Starting tomorrow I will be on safari in East Africa and blogging four times weekly from the field … I hope. Cell phone and internet reception has improved so much I think it really will be possible. We have an exciting safari ahead of us!
It is also a remarkable collection of people, and I’ll try to give you little snapshots of each of them as the days go bye. But I am already specially indebted to newly weds Kim Fasani and Chris Benchetler, who are taking part of their honeymoon with the rest of us.
What did I say? A honeymoon couple joining a bunch of us who are into planning our Golden Wedding Anniversaries? (As happens from time to time, I do slip into a minor exaggeration.)
More specifically, age rarely matters in my groups. Last year, for instance, I actually guided a 7-year old. (He was traveling with his mother.) More to the point, EWT operates a lot of honeymoon safaris, but not really very many where the honeymoon couple joins a group.
But Kimmy seems so incredibly enthusiastic and eager to get virtually everything out of the trip she possibly can, that when I mentioned my safari was more or less overlapping hers, she (presumably pulling her spouse along) jumped aboard!
Don’t get overly empathetic. The two of them do have enough sense to peel away from the group trip at the end to enjoy a most romantic getaway on a remote beach in Zanzibar. (My heart pines remembering those days!)
And, by the way, they won’t be the first. But they do join a very special group of people I’ve had distinct pleasure over the years guiding and getting to know. Their honeymoon is obviously more than just a place to wipe off rice granules from rented garments. They’ve come to be thrilled and to learn something new.
And actually, honeymooners seem to stay in touch a bit more than others. I’ve now followed the first honeymoon couple I can remember guiding through two Labrador Retrievers, then two kids, several houses and jobs, and now … the kids are in college!

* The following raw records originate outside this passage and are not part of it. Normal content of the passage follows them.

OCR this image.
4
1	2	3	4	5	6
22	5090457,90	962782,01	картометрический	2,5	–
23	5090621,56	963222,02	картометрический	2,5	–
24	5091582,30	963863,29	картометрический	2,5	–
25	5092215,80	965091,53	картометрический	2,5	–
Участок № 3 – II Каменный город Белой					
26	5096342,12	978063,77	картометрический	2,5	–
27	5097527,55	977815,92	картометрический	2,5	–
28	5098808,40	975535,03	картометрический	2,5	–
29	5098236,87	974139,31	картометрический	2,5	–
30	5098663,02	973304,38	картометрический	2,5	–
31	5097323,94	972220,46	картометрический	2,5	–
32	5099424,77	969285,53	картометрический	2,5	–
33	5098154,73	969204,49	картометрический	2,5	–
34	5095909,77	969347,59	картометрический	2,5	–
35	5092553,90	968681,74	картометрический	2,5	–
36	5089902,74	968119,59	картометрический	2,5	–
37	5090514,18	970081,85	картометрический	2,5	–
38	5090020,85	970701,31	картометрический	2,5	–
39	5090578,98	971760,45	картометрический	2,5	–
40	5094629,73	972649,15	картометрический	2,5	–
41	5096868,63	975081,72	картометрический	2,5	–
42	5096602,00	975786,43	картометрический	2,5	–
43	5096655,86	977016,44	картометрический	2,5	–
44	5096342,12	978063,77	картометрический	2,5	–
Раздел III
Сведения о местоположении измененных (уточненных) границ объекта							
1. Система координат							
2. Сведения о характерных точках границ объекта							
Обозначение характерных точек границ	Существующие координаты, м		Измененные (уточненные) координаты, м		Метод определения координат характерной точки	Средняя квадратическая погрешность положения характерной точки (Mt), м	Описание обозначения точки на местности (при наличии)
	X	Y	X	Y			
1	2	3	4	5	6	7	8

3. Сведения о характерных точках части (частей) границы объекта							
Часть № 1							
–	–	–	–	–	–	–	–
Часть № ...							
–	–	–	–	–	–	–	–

My group this time also includes a couple from New York, from Florida, and several from Ohio, so together with Kimmy and Chris who are from a remote locale in Montana, we have a rather wide segment of America on board. The 12 of us are expecting some extraordinary experiences!
The focus as always is on seeing the wild working its miracles and exercising its inexorable power. Although there has been unusual rains this season in areas where it normally doesn’t rain after June, the dynamic of the dry season still appears firmly in control.
That means the veld is getting stressed out, and that means the predators are in their heyday. Of course it remains to be seen, but I expect we’ll see 75 or more lion, at least one leopard and up to a dozen cheetah.
The climax of the trip is in an area where we expect to find part of the great wildebeest migration, at its northern most point, before the herds begin to slowly reassemble themselves in the southern Serengeti. This is always a dramatic time for the migration, with exciting river crossings.
I’ve already heard from friends that the crocs are pretty full and so the river crossings are proceeding without much ado. When they first wake up begin earlier in the season, they are famished, and carnage reigns. We probably won’t see that, now. The big crocs eat only once or twice a year, when the migration comes and goes. They gorge, then basically go to sleep for months.
I’m especially anxious to see the state of the elephant herds in Tarangire. There are too many elephants and have been for the last 5-10 years. We need signs that the population is stabilizing and not continuing to grow, and Tarangire, where we should see (yes) a thousand or more will have the best indicators.